The second step, he said, looked at how blacks, Hispanics and low-income students did compared to similar students in the state.

The schools, like Mayer, that performed better than the state average qualified for the Bronze listing.

Dallabetta said Mayer couldn't advance to the third step, which judges college-readiness performance using Advanced Placement data as the school just started its Advanced Placement program this year.

The high school was a Performing Plus School this past year, so this ranking just helps to verify the job the teachers are doing, he said.

Andrew J. Rotherham, codirector of Education Sector and a member of the Virginia Board of Education, helped with America's Best High Schools methodology. Standard & Poor's School Evaluation Services, a K-12 education data research business, developed the methodology.

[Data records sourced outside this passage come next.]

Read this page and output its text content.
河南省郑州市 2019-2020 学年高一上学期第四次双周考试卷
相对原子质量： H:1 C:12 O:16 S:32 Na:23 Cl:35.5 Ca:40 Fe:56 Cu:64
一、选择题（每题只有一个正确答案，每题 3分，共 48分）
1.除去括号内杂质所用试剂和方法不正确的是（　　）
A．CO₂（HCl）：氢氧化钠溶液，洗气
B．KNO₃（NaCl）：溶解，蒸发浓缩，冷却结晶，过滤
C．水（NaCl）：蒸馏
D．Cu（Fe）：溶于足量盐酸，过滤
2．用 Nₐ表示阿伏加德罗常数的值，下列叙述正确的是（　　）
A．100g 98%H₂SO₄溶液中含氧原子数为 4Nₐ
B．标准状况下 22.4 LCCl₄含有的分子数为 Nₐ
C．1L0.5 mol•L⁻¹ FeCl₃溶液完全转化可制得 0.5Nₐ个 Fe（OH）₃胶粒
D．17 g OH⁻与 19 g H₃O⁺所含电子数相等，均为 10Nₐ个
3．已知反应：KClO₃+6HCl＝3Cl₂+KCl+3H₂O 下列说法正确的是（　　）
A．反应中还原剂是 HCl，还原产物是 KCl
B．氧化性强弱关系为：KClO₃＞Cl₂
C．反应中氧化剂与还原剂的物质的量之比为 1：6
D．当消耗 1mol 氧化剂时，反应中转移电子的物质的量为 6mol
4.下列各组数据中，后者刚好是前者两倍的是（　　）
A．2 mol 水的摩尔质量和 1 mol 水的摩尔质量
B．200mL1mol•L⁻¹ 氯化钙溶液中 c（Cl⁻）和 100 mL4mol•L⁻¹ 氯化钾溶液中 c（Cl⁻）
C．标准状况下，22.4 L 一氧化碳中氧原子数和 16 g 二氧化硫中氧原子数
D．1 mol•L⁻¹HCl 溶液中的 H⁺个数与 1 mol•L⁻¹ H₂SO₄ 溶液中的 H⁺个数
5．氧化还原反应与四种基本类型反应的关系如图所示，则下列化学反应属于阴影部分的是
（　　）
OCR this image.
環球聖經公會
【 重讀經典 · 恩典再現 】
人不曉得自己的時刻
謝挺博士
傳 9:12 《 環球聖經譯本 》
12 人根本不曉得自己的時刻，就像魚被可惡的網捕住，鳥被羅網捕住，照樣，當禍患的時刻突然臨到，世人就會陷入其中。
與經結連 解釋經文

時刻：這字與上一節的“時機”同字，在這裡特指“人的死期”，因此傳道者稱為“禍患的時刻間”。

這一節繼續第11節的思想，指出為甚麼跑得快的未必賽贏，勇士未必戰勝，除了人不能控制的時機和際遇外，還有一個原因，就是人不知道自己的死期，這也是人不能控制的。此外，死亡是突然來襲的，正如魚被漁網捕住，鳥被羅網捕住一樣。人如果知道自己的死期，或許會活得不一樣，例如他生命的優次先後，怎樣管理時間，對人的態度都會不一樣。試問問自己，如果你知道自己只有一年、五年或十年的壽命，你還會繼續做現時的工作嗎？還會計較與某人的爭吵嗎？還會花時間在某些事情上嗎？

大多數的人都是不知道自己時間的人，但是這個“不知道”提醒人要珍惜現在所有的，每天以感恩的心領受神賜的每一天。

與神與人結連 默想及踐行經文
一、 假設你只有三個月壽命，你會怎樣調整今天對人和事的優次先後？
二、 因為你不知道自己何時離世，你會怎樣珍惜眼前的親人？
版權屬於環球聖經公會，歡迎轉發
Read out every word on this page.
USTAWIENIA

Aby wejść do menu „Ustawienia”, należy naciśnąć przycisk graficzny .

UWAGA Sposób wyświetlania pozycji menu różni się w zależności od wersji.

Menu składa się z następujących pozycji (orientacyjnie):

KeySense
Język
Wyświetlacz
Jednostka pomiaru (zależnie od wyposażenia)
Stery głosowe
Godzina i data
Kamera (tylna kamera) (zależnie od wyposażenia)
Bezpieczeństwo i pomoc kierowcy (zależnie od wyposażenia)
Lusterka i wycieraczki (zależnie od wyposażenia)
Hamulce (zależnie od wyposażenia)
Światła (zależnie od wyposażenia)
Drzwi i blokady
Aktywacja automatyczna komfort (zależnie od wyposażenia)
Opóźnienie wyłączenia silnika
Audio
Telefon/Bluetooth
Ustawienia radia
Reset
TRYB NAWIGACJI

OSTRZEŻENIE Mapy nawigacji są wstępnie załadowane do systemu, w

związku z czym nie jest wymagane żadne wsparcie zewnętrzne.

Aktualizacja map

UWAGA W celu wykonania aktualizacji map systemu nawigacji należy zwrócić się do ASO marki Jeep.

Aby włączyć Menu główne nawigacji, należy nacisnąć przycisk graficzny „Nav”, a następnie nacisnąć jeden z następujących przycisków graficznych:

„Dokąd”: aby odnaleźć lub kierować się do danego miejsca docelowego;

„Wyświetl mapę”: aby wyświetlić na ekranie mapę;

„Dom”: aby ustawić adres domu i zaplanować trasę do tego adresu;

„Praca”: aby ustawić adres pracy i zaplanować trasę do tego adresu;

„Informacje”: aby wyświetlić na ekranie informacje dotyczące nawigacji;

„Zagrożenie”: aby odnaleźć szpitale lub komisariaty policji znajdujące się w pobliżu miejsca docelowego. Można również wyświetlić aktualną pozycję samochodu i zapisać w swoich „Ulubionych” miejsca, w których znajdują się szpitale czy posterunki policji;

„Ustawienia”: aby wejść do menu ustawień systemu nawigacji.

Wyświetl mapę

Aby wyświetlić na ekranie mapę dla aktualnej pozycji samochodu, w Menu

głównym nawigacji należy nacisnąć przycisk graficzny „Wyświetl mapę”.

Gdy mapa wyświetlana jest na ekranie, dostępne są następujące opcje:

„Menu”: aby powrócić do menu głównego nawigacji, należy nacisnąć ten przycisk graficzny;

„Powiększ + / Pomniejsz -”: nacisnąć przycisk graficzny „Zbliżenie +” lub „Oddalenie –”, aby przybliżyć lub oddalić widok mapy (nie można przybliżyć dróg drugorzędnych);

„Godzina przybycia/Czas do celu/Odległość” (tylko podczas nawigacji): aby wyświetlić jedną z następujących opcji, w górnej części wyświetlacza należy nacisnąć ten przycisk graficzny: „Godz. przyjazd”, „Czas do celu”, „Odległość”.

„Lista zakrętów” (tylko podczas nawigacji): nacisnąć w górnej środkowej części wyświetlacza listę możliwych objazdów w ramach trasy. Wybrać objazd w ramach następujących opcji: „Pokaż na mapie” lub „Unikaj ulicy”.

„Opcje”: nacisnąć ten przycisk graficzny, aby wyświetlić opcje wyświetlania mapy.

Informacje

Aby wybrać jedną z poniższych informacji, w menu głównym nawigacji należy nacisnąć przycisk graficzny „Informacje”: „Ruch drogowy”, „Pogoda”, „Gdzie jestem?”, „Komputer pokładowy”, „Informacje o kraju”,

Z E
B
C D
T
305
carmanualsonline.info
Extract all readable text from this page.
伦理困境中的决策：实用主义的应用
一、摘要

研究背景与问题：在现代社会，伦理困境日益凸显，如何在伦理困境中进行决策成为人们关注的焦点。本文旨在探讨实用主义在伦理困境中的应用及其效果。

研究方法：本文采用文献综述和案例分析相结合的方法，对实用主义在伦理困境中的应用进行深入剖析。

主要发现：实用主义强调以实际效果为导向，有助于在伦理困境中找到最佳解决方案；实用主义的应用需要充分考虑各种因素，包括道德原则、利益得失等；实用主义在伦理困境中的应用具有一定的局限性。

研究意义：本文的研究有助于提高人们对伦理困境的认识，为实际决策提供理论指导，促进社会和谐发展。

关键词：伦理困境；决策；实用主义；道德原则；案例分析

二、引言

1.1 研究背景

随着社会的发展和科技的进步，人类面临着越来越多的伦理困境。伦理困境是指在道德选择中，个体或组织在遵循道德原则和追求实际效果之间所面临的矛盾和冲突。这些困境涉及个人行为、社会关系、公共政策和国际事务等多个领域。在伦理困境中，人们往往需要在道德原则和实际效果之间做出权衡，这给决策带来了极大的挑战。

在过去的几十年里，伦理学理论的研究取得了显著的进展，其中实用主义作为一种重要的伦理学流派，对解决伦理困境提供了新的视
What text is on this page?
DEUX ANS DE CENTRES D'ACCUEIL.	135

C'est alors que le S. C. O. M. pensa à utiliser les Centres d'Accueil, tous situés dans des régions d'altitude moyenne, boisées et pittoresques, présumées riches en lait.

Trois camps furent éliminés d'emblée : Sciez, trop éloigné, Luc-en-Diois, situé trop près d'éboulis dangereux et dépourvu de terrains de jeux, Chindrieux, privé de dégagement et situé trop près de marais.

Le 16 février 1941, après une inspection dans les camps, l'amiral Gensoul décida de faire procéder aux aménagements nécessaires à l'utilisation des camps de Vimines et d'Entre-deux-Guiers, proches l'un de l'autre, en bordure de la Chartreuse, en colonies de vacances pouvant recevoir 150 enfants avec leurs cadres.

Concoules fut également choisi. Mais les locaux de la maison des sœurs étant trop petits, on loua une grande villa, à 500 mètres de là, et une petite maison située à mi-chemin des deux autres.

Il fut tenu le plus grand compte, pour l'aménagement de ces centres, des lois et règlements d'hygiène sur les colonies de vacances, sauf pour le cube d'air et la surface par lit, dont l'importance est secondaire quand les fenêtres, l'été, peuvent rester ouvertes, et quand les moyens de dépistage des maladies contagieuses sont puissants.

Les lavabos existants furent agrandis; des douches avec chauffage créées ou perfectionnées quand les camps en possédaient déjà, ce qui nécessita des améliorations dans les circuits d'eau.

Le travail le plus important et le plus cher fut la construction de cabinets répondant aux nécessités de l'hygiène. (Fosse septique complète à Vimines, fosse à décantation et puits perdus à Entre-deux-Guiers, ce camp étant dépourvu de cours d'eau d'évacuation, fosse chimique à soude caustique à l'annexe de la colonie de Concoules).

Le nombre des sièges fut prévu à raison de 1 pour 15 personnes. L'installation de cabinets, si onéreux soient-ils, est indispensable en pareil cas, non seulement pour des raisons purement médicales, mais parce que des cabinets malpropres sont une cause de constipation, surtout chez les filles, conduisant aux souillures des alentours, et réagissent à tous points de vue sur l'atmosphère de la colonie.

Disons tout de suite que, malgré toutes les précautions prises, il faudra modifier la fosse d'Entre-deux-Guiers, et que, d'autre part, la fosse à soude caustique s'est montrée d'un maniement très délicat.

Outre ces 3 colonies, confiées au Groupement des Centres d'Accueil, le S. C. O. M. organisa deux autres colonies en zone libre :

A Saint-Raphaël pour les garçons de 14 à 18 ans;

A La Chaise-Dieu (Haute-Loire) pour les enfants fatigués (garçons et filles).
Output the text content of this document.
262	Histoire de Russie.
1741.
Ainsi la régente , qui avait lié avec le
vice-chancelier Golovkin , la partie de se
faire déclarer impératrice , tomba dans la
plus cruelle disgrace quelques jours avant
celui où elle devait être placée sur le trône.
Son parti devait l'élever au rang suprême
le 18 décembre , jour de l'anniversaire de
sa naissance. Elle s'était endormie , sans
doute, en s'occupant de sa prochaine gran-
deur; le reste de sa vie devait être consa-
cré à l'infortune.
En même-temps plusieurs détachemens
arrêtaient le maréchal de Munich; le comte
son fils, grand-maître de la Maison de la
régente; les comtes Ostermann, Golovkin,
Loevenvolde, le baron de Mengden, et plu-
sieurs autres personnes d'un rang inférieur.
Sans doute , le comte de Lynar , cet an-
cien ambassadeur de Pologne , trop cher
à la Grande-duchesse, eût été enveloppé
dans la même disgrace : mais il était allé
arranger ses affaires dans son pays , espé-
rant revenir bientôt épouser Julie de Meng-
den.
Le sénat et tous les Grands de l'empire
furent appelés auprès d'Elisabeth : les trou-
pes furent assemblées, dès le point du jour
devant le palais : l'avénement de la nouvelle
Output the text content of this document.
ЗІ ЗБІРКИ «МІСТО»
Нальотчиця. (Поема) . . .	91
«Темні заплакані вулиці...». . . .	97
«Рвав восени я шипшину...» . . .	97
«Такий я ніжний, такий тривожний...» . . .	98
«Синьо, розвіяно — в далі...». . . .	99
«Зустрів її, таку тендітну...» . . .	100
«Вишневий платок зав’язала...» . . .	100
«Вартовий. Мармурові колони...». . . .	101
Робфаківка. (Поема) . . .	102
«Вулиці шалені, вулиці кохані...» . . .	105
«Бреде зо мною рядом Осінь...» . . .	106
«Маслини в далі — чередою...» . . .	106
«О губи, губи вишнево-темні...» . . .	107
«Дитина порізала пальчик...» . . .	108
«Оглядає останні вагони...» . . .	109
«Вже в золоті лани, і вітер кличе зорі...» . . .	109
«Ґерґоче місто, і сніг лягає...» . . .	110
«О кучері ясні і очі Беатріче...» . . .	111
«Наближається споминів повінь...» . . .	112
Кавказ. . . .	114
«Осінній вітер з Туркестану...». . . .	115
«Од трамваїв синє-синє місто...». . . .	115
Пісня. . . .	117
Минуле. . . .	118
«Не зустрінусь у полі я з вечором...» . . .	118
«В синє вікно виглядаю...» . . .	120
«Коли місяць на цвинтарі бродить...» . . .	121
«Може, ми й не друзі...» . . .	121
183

He said prior to U.S News' rankings the most prominent ranking of American high schools was Newsweek's list of "best" high schools.

Newsweek, Rotherdam said, ranks high schools using a method based exclusively on Advanced Placement and International Baccalaureate tests.

"Sara Mead and I have shown that Newsweek's measure of quality means that schools can be highly ranked even if they fail to provide a high-quality education to most of their students," Rotherdam said in the Dec. 12, 2007 issue of U.S. News.

Robert J . Morse of U.S. News, said the magazine analyzed 18,790 public high schools in 40 states using data from the 2005-2006 school year.

Alabama, Alaska, North Dakota, Oklahoma, South Dakota, Utah, Wyoming and Washington, D.C. were excluded because they didn't make their 2005-2006 school year state test data available, Morse said.

He said the magazine excluded Mississippi, Montana and Nebraska because they provided insufficient 2005-2006 assessment data to complete the analysis.